Feitos esses esclarecimentos, retornemos ao relato de Er. Foi-lhe concedida a permissão para observar o que acontecia com as almas nessa imensa região. Platão, nesse relato, introduziu uma interessante variação: para os gregos, o Érebo era morada eterna. Para Platão, era apenas uma temporada, antes do retorno ao mundo material. Por isso, ele menciona a existência de um quinto rio, chamado Letes, o rio do esquecimento, diante de outra planície, onde residiam o deus Destino e suas assistentes, as Moiras (Parcas dos romanos). Destino espalhava no chão uma imensa quantidade de fichas, cada uma correspondente a um modo de vida; assim, havia a ficha 'vida de pescador', outra 'vida como rei', 'vida de guerreiro', 'vida como um cego', etc., etc. Às almas era concedido o direito de escolher qualquer ficha que quisessem. A ficha escolhida era pendurada no pescoço e, a partir daí, ela não poderia mais trocar de ficha. Por isso a escolha tinha de ser cuidadosa, pois, uma vez no pescoço, a alma era imediatamente puxada pela primeira Moira, Cloto (a que dava início ao fio da vida); a segunda, Láquesis, era a que direcionava a trama do fio, de acordo com a ficha que a alma escolhera. E a última, Átropos, era a que cortava o fio, determinando a morte da pessoa. Logo que Cloto iniciava a tessitura, a alma mergulhava no rio Letes e, ao sair do outro lado, não lembrava mais de nenhuma de suas vidas anteriores. Entrava em novo útero e iniciava sua nova vida.
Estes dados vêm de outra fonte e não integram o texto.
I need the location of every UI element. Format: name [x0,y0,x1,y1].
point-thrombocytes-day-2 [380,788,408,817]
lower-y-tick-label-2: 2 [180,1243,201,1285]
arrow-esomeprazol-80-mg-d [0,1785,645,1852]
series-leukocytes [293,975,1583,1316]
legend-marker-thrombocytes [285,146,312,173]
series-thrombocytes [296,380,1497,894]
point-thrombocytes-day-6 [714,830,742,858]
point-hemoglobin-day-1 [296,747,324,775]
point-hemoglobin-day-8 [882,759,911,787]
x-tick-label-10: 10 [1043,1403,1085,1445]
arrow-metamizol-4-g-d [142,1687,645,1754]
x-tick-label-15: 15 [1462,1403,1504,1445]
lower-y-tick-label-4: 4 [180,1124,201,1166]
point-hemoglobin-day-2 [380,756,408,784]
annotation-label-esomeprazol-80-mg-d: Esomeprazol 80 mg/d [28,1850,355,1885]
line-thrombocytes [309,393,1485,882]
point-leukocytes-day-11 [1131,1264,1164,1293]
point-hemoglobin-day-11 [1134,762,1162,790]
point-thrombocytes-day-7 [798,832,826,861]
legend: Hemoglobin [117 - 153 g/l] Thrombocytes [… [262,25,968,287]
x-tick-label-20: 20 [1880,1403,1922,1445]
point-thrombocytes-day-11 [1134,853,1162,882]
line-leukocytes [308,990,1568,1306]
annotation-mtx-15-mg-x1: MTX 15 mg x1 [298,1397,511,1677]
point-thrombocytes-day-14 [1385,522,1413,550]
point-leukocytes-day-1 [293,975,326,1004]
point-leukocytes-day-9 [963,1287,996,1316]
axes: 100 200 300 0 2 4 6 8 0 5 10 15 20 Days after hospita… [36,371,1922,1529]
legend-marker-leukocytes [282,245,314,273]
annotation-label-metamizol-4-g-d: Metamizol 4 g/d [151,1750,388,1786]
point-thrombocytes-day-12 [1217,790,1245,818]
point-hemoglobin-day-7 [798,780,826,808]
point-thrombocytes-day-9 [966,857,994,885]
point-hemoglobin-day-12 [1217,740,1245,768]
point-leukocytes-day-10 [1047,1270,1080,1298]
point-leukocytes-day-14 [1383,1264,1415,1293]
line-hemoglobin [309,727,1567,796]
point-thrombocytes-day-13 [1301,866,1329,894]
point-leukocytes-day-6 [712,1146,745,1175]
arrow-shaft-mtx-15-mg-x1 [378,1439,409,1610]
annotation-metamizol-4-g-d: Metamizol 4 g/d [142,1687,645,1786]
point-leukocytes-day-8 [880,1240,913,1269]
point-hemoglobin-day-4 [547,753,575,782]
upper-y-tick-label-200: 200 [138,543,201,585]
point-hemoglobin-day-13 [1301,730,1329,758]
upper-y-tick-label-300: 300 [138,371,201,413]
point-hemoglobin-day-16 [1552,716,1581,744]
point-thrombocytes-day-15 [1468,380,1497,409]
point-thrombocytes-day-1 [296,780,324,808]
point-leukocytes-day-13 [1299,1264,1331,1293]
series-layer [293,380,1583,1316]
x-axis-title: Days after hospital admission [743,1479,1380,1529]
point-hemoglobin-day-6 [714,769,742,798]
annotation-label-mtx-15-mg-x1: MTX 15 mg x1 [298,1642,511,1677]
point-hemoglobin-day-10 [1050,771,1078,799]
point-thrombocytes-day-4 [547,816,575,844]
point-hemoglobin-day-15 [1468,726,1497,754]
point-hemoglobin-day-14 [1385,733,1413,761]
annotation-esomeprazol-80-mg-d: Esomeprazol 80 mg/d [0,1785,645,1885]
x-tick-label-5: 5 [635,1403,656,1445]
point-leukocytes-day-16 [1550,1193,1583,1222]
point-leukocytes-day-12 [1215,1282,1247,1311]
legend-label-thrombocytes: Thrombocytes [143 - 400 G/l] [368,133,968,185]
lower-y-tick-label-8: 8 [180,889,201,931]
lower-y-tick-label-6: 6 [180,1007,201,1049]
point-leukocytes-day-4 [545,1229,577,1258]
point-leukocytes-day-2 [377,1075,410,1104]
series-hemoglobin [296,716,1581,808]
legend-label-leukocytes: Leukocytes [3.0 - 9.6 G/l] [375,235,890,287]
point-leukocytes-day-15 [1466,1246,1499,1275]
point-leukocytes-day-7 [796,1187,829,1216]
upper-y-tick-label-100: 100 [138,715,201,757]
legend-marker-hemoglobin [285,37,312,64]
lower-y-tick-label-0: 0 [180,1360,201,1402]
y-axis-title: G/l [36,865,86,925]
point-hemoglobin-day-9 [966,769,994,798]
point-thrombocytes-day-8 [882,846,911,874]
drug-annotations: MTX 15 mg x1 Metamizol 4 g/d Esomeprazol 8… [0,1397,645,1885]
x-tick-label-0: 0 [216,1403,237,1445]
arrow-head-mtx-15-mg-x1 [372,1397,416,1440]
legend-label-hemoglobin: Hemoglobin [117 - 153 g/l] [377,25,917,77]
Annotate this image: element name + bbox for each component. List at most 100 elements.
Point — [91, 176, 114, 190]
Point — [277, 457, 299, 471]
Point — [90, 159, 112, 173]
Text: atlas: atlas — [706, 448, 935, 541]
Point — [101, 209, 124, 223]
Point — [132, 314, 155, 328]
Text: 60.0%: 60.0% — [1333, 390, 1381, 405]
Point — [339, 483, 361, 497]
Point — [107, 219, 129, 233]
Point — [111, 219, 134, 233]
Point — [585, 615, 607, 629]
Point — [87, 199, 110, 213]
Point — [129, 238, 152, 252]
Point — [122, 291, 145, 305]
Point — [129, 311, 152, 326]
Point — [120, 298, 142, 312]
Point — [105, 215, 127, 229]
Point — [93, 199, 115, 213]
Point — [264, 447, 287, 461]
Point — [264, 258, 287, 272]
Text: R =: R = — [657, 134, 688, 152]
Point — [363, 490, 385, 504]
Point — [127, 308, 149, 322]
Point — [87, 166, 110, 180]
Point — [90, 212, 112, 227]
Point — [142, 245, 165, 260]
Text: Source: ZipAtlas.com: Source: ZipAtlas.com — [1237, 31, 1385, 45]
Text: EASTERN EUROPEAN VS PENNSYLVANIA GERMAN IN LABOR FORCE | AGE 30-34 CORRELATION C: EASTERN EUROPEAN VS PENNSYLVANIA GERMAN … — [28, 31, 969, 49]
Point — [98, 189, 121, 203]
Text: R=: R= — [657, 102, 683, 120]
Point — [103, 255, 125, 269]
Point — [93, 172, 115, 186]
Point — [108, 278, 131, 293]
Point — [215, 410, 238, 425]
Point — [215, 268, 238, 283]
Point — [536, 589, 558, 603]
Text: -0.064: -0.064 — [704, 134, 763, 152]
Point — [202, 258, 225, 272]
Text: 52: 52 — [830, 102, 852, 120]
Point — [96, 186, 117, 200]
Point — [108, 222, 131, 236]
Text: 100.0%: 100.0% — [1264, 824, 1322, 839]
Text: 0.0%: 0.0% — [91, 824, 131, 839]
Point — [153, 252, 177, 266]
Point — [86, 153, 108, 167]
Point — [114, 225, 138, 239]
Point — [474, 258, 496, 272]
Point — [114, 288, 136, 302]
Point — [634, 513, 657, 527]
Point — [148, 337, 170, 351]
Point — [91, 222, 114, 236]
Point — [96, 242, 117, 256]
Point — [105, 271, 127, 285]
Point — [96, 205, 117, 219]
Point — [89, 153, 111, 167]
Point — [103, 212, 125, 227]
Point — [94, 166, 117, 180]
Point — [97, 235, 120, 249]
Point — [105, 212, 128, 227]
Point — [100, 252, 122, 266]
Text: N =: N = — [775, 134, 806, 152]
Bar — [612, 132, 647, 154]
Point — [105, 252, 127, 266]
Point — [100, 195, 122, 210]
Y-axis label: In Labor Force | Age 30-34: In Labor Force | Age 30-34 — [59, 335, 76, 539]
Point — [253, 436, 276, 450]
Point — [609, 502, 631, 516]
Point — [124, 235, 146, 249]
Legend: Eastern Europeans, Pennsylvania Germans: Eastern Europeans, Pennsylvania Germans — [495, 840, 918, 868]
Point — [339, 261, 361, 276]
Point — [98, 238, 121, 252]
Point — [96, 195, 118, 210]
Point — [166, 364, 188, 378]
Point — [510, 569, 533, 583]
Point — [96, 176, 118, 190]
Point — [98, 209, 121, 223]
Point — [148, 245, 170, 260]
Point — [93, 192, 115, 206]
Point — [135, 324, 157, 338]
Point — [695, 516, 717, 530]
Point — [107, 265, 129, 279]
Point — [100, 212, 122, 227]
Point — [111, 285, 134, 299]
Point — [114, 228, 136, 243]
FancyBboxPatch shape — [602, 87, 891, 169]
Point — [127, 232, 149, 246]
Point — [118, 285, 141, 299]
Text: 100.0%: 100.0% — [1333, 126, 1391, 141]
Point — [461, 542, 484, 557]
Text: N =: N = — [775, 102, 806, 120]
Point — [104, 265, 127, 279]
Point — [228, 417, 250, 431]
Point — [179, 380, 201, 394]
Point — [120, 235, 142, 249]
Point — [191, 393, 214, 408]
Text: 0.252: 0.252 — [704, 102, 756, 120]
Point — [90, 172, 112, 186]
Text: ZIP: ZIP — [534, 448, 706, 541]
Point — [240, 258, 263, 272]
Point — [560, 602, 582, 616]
O retorno à uma nova vida chama-se palingenesia (do grego 'palin' = novamente + 'genesis' = nascimento) e era conceito aceito por muitos povos antigos, especialmente os indianos e egípcios. Entre os egípcios, há o impressionante relato contido no chamado 'papiro de Anana', de cerca de 1.200 a.C. Há indícios, também, de que o batismo em água seria um rito inspirado na idéia do mergulho no rio Letes. Entre os judeus, especialmente os de origem essênia, esse rito era, aliás, feito literalmente em um rio.

Para os muçulmanos, destino traduz-se pelo conceito 'maktub', o determinismo divino. É um conceito radical, segundo o qual nossos destinos dependem única e exclusivamente da vontade de Alá. Os fatos da vida muitas vezes levam a pensar dessa forma: alguém morre em um acidente aéreo; porque ele tinha de morrer daquela forma? Porque, outro indivíduo, que estaria no vôo, atrasa-se por qualquer razão, e escapa do acidente? Se sou assaltado em determinado local, sei que poderia não ter acontecido, se tivesse passado por ali apenas 1 minuto antes, ou 1 minuto depois, ou tivesse escolhido outro trajeto. Porque escolhi aquele trajeto, naquele exato instante? Para os muçulmanos, Alá é quem determina tudo isso. Sou apenas uma marionete. Outras filosofias afirmam que nossas mentes é que detém esse poder. Cabe a você apenas saber utilizá-la. Para Platão, seria uma mescla das duas coisas.